Don’t be lulled into believing otherwise by low unemployment and exclamation-point-laced tweets. President Trump’s trade wars are failing massively.
The Commerce Department reported this week that orders for business equipment placed with U.S. factories were weak for the third straight month, which economists took as a sign that high tariffs on imported goods are biting, and slowing economic momentum.
Also this week came reports that soybeans have been left to rot across the Midwest as farmers struggle to find buyers. China used to purchase about 60% of the crop from American farmers; a retaliatory tariff by Beijing has sent buyers there looking, en masse, to Brazil.

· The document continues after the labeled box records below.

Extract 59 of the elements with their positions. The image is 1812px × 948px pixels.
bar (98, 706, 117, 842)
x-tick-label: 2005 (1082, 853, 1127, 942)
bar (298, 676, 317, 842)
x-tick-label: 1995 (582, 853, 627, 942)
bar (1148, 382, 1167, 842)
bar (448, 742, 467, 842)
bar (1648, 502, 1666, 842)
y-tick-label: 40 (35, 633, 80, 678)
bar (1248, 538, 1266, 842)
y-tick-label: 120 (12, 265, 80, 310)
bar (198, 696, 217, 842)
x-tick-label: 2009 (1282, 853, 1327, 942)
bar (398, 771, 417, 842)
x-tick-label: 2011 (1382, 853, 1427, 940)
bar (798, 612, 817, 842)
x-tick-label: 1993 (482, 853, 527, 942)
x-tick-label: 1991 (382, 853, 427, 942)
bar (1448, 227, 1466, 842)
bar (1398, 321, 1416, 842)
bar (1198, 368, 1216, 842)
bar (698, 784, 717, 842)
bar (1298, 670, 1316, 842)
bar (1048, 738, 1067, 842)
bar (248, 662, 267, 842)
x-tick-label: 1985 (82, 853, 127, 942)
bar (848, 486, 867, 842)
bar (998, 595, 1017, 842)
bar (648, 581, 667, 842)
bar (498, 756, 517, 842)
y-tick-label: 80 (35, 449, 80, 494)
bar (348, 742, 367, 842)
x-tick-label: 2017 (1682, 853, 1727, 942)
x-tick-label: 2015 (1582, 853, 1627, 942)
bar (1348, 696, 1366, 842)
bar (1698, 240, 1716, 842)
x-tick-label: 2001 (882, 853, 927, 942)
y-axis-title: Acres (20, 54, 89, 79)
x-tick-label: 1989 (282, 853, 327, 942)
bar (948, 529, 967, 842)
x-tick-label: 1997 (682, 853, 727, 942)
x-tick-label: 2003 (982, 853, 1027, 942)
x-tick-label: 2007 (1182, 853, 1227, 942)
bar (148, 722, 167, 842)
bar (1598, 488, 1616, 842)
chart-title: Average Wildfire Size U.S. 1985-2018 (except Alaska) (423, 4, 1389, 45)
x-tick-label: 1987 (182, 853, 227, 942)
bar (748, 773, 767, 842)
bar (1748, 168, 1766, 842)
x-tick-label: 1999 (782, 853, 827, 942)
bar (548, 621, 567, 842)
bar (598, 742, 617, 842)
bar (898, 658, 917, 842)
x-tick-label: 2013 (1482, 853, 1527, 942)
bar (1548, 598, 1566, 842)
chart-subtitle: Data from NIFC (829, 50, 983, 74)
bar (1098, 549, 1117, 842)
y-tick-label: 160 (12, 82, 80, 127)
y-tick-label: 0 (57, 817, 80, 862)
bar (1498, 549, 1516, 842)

Meantime, U.S. Trade Representative Robert Lighthizer admits China has yet to alter the behavior that triggered the U.S. imposing a quarter-trillion-dollars in levies on its goods — which is to say, this is not yet the end of the beginning.
There’s more: Business groups are warning that tariffs on steel and aluminum from Mexico and Canada, another Trump special, is likely to complicate congressional passage of the renegotiated U.S.-Mexico-Canada Agreement.
Those are a few of the reasons a stock selloff erased the year’s gains; the tweeting thumbs of a President who had cheered every rally are suddenly subdued.
Without a hint of self-awareness, Trump Friday praised Saudi Arabia for keeping oil prices low, calling it a tax cut for American consumers.